Does the following sequence converge or diverge? If it converges, find its limit.
$\frac{1^1}{n^2}+\frac{2^1}{n^2}+........+\frac{n^1}{n^2}$
I tried to get a general formula for this sequence and simply got:
$\frac{n}{n^2}$ or $\frac{1}{n}$
This led me to think that the sequence converges to $0$ since the limit of this function is $0$. But this limit is incorrect. This tells me the general formula I got for the sequence is incorrect. But I am not sure why.
Any help?
On
We have that
$$\frac{1}{n^2}+\frac{2}{n^2}+........+\frac{n}{n^2}=\frac1{n^2} \sum_{k=1}^n k$$
then recall that $\sum_{k=1}^n k = {n(n+1)\over 2}$.
More in general for
$$\frac{1^p}{n^{p+1}}+\frac{2^p}{n^{p+1}}+........+\frac{n^p}{n^{p+1}}=\frac1{n^{p+1}} \sum_{k=1}^n k^p$$
and by Faulhaber's formula
$$\sum_{k=1}^nk^p \sim \frac{n^{p+1}}{p+1}$$
On
Your expression is a Riemann sum.
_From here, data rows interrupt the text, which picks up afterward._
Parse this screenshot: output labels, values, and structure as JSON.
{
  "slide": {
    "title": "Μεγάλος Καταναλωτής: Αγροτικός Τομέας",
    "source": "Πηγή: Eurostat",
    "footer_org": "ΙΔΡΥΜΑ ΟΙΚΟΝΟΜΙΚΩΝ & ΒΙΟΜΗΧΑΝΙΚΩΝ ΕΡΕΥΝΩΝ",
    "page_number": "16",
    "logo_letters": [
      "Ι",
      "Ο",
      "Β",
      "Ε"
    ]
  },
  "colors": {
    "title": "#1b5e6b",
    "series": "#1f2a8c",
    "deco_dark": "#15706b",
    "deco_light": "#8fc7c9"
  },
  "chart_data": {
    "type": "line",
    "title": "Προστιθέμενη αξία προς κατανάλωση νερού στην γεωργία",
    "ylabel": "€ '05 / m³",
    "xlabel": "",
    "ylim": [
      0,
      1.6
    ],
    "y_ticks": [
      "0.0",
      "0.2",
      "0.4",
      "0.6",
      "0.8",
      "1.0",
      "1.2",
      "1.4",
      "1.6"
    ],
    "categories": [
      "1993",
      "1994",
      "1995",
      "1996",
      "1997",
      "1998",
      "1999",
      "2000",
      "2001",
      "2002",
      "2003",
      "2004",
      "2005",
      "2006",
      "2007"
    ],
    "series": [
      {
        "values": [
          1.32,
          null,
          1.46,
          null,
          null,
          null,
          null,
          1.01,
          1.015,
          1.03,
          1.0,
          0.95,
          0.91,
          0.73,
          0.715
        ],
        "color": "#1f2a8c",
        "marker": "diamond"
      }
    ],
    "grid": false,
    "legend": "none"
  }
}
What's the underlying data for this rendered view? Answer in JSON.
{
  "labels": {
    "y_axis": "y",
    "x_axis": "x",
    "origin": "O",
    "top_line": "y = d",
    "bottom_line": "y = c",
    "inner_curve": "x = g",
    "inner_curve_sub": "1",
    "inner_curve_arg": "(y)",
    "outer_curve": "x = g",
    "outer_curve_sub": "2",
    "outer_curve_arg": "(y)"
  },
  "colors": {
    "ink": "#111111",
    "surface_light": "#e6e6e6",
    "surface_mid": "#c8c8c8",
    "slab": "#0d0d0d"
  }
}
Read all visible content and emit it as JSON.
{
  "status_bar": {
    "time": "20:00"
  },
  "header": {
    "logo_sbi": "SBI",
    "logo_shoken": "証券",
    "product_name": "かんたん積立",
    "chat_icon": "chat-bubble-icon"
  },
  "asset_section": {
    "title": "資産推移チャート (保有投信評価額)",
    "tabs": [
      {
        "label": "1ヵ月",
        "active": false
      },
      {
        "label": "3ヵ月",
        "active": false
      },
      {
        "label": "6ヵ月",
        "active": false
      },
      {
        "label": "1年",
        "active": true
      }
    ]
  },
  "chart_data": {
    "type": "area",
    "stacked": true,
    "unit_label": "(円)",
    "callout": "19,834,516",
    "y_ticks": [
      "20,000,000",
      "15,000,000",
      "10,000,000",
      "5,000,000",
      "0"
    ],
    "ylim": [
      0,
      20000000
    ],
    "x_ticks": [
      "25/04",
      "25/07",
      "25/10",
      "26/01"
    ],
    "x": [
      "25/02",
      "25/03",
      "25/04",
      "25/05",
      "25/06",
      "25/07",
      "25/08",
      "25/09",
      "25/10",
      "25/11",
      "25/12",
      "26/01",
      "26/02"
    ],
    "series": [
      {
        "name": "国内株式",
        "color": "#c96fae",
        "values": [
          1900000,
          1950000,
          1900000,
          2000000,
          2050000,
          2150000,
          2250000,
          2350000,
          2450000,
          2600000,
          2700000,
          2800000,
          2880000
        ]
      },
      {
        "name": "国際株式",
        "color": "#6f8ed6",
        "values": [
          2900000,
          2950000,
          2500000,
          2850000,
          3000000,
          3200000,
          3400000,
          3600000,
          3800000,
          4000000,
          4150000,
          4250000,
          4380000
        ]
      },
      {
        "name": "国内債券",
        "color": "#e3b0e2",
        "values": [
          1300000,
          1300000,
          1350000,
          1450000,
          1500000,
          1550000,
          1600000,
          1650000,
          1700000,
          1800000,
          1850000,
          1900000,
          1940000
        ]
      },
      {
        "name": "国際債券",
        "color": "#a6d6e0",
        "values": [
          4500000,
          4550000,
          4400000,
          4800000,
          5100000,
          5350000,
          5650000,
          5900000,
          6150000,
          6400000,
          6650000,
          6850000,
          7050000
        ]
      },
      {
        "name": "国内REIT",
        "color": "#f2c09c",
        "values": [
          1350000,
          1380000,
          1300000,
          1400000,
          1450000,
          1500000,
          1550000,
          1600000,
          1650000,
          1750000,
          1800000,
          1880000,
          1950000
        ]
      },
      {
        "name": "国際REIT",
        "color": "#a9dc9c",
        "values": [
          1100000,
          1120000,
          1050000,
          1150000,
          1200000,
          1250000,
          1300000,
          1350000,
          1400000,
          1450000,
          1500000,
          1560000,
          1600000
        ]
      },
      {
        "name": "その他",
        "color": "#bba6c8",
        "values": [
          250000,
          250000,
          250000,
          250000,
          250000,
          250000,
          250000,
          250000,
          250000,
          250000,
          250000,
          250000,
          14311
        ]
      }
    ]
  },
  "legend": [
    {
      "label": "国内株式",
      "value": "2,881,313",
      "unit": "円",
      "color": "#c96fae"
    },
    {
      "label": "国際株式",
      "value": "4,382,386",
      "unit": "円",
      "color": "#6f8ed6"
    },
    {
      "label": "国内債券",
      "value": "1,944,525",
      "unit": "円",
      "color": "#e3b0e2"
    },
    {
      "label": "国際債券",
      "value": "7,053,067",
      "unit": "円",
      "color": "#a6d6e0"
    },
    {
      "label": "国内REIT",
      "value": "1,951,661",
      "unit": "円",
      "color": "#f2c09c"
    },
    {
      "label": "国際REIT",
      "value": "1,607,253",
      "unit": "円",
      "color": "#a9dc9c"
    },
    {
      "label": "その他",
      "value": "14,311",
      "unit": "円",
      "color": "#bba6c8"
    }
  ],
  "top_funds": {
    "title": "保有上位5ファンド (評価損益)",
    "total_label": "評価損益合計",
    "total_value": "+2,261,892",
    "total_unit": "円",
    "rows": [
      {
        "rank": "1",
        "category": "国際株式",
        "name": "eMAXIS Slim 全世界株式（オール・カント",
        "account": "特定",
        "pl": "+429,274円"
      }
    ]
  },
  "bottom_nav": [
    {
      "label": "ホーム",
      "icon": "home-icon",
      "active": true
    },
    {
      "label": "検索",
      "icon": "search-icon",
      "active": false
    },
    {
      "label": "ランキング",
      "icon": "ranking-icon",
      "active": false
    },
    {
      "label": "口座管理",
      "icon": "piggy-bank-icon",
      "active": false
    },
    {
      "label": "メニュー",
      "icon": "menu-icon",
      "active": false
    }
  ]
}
To be more precise, it is the upper sum of the function $f(x)=x$ defined on $[0,1]$ with respect to the partition $\left\{0,\frac1n,\frac2n,\ldots,\frac nn(=1)\right\}$. Therefore$$\lim_{n\to\infty}\frac1{n^2}+\frac2{n^2}+\cdots+\frac n{n^2}=\int_0^1x\,\mathrm dx=\frac12.$$
On
By Stolz Cesàro,
$$\lim_{n \to \infty} \frac{1+2+3+...+ n}{n^2}$$
$$=\lim_{n \to \infty} \frac{n+1}{2n+1}$$
$$=\frac{1}{2}$$
You want to calculate the following $$\sum_{k=1}^n \frac{k}{n^2}$$ It is equal to $$\dfrac{\sum_{k=1}^n k}{n^2}$$ $$\sum_{k=1}^n k = {n(n+1)\over 2}$$ $$\dfrac{\sum_{k=1}^n k}{n^2} = \dfrac{n(n+1)}{2n^2}= \dfrac{(n+1)}{2n}$$ $$\lim_{n\to \infty} \dfrac{(n+1)}{2n}=\frac{1}{2}$$